Newt out of White House race

JOHN CARLIN

Washington

Newt Gingrich announced yesterday that he would not run for the US Presidency next year, news that will have been greeted with greater disappointment in the White House than anywhere else. For the Speaker of the House of Representatives, the darling of the Republican right, has been revealed by poll after poll to be the most unpopular politician in America.

That was the label President Bill Clinton wore a year ago. And it was because of the President's diminished appeal that Mr Gingrich's Republicans seized the Senate and the House of Representatives in the November 1994 congressional elections. Today the boot is on the other foot. The Democratic candidate in a congressional by-election due next month in California has sent a first-class ticket to Mr Gingrich so he can fly over and campaign for his Republican rival.

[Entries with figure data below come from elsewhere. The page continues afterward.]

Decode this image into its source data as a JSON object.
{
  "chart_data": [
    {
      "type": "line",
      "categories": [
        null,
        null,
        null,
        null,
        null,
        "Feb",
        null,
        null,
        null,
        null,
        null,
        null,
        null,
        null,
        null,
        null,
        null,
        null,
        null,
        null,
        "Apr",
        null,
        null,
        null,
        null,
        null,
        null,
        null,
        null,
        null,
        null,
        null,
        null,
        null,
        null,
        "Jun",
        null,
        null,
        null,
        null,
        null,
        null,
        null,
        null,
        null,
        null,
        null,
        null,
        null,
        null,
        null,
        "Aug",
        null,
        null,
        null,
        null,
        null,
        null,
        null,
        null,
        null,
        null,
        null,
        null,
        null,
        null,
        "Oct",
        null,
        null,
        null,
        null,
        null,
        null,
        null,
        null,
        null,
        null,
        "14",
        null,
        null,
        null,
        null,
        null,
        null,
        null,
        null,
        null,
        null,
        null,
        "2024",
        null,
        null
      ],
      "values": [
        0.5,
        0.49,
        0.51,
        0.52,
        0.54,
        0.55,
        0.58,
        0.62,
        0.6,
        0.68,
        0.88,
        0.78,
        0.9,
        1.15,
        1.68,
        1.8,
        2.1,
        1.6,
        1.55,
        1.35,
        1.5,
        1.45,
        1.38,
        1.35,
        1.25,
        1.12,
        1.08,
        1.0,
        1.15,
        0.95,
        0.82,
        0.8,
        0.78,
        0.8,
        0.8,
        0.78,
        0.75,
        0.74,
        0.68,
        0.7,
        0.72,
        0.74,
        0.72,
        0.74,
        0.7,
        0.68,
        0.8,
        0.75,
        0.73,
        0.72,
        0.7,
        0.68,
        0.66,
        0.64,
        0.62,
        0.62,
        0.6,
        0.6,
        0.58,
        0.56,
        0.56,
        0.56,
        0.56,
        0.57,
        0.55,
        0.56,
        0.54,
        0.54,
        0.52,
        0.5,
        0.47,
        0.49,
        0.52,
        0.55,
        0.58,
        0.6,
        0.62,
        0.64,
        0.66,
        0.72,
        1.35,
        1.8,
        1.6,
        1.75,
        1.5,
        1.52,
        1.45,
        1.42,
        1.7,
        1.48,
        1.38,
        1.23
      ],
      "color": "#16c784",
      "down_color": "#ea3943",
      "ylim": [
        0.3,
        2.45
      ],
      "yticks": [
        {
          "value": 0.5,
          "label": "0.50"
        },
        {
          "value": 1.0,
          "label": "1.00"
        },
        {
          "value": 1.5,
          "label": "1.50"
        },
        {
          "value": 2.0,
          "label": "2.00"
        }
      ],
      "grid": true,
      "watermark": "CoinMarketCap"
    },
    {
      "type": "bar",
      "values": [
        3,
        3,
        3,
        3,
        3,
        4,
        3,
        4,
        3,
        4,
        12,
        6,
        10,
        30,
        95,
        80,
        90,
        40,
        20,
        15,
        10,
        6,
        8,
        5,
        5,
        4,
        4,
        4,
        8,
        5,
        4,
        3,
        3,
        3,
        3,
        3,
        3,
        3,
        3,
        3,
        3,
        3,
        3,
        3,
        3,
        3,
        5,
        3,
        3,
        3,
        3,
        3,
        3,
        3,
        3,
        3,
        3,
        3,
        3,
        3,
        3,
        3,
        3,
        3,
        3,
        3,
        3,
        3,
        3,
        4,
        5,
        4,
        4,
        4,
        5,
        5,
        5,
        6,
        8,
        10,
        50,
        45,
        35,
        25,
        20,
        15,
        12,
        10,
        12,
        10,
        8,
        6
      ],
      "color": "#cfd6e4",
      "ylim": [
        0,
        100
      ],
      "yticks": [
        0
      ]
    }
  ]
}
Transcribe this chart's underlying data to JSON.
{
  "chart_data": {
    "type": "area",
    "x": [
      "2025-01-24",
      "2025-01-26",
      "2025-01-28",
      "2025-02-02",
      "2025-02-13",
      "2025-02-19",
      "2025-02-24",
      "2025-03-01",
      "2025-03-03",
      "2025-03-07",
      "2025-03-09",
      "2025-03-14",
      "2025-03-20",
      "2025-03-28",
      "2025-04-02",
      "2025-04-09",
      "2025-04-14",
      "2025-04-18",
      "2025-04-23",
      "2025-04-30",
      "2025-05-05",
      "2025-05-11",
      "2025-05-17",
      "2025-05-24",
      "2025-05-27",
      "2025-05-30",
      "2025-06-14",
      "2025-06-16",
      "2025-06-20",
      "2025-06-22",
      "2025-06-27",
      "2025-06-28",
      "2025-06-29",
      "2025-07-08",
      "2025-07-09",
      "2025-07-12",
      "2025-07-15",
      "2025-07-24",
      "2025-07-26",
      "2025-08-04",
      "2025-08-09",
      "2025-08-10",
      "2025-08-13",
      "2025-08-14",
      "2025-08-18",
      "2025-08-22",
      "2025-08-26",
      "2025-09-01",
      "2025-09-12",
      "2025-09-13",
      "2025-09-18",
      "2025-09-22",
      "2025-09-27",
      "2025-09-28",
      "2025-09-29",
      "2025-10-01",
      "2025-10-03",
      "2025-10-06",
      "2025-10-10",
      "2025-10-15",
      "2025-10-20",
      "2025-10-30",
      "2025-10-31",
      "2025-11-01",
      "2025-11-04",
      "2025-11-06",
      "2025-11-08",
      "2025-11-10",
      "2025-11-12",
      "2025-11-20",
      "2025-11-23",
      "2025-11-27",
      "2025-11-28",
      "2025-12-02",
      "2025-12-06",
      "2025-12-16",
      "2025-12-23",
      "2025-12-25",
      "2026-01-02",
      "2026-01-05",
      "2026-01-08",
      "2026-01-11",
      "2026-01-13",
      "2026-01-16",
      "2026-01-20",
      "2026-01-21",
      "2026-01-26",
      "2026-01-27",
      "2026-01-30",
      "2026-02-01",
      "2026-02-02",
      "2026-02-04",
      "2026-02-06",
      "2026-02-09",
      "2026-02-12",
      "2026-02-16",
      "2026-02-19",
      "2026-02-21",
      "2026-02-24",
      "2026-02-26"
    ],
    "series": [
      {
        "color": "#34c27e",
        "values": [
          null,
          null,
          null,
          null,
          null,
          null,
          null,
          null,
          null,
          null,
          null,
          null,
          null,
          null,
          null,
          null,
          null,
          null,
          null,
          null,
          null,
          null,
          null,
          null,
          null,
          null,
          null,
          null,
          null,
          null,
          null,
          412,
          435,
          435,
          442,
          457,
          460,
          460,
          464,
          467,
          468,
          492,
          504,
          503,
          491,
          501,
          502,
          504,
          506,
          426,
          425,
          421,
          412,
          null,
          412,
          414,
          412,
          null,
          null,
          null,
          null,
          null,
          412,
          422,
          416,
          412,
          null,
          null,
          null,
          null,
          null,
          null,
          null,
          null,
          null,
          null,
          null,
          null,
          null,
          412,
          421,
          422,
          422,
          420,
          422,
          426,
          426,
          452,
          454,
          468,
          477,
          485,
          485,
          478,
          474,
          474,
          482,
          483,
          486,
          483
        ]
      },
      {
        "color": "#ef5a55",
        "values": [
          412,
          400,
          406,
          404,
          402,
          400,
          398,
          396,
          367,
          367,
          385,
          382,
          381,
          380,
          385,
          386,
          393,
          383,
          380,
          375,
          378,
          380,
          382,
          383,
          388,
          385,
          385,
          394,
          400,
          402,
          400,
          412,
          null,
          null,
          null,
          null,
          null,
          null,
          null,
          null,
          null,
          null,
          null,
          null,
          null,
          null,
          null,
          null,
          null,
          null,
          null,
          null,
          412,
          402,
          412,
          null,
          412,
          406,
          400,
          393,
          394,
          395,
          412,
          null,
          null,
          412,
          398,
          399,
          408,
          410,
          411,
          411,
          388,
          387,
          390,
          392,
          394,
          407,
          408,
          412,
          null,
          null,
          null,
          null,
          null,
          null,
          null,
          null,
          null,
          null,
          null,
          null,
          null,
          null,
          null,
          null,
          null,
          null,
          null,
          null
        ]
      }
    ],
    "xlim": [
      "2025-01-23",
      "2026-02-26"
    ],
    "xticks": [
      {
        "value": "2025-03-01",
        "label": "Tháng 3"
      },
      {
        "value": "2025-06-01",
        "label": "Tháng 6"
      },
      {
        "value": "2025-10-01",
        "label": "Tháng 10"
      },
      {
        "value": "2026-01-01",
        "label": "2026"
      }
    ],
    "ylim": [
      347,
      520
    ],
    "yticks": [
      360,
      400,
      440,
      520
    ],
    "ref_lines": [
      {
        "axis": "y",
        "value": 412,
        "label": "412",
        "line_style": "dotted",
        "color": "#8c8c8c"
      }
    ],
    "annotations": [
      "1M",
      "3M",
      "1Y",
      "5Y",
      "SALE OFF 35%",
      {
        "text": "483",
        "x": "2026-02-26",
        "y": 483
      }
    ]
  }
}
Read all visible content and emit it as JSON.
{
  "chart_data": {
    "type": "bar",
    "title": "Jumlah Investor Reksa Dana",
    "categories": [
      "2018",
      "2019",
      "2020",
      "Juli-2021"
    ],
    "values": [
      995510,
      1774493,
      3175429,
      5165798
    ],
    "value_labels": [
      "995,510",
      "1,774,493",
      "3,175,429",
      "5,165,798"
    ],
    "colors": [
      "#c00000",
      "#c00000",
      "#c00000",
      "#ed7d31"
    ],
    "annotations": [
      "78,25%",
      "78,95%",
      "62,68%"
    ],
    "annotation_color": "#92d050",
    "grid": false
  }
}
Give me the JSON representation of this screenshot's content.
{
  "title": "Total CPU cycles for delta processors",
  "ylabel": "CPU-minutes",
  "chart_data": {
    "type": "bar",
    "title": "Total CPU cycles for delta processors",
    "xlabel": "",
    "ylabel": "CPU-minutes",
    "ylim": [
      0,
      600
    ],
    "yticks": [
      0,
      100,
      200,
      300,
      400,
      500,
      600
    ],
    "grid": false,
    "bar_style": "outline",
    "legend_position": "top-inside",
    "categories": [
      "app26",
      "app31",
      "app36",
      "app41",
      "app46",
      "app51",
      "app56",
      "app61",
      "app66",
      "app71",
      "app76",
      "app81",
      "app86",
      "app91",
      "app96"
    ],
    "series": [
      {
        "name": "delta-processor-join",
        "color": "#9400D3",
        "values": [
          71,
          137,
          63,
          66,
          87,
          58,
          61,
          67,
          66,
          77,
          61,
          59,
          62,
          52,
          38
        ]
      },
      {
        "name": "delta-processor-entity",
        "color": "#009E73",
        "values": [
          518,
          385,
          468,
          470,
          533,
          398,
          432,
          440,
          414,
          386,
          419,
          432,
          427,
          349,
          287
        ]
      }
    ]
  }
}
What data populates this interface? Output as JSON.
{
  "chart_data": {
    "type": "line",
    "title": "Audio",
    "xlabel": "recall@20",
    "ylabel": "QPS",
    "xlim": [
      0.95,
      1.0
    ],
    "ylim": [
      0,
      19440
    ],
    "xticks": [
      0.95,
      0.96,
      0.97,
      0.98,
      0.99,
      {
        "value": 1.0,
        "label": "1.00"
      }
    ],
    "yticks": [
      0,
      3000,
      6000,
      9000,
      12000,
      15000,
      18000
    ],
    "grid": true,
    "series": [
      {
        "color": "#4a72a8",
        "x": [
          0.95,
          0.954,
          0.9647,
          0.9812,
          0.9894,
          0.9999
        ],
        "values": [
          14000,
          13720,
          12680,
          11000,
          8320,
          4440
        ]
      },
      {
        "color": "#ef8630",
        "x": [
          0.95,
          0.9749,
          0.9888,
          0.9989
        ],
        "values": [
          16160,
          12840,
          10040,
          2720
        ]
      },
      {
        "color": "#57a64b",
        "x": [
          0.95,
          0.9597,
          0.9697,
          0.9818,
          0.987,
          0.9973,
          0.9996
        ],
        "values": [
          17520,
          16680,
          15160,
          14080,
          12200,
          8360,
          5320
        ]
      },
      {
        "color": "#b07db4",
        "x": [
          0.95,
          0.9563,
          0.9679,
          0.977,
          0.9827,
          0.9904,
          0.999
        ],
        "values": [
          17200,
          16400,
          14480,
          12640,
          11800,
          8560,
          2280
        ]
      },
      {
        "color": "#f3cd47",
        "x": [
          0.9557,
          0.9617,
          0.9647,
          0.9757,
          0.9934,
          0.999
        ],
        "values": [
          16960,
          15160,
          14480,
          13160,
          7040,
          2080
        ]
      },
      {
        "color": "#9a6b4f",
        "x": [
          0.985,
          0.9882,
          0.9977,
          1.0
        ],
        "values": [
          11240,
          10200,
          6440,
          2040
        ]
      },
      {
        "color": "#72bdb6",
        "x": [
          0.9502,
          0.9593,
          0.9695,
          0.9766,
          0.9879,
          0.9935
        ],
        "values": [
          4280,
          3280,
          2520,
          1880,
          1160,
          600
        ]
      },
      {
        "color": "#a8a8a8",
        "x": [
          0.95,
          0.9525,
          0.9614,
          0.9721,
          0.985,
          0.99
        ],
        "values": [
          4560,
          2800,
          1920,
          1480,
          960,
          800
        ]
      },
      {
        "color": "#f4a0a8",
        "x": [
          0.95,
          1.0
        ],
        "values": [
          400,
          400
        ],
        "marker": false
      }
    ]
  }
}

In a sneering news release, Jerry Estruth, the Democrat, said: "Since if Tom Campbell [the Republican candidate] is elected he'll be supporting Newt for Speaker, we're sure Newt would like to help Tom out."

Tarring Republican opponents with the Newt brush has become Democratic campaigners' favourite election tactic. On 7 November, Democrat, Paul Patton won the election for governor in Kentucky after portraying himself as the man who would defend the weak against Mr Gingrich's attacks on social welfare, against "Newt the serial programme killer".

In next year's presidential campaign, Mr Clinton will be playing the Gingrich card ("a vote for my opponent is a vote for Newt") for all it is worth. Martin Frost, a Texas congressman who chairs the Democratic Congressional Campaign Committee, has advised election challengers to make their opponent's middle name Gingrich. "I hope Newt comes to my district," Mr Frost said. "And I hope Newt goes to every district in the country."

How is it that the standard bearer of the Republican revolution, undoubtedly Washington's Man of the Year, has become identified as his party's greatest electoral liability? Why is that a Washington Post poll a week ago showed 60 per cent "disapproved" of him? Mainly because people - and particularly women - find him to be an unattractive personality: too mean, too clownish, too shrill.

He is no Ronald Reagan; no Teflon politician. So when Mr Gingrich signs a $4m book deal with Rupert Murdoch, the bad odour lingers; when a magazine reports that he urged his wife to sign divorce papers as she lay in bed recovering from a cancer operation, people do not forget it; when the New York Daily News portrayed him in a cartoon as a cry-baby, the whole country laughed; when he blamed the hideous murder of a pregnant woman last week on the iniquities of the welfare system, television viewers nodded in agreement as they watched the woman's outraged cousin describing Mr Gingrich as a repellent political opportunist.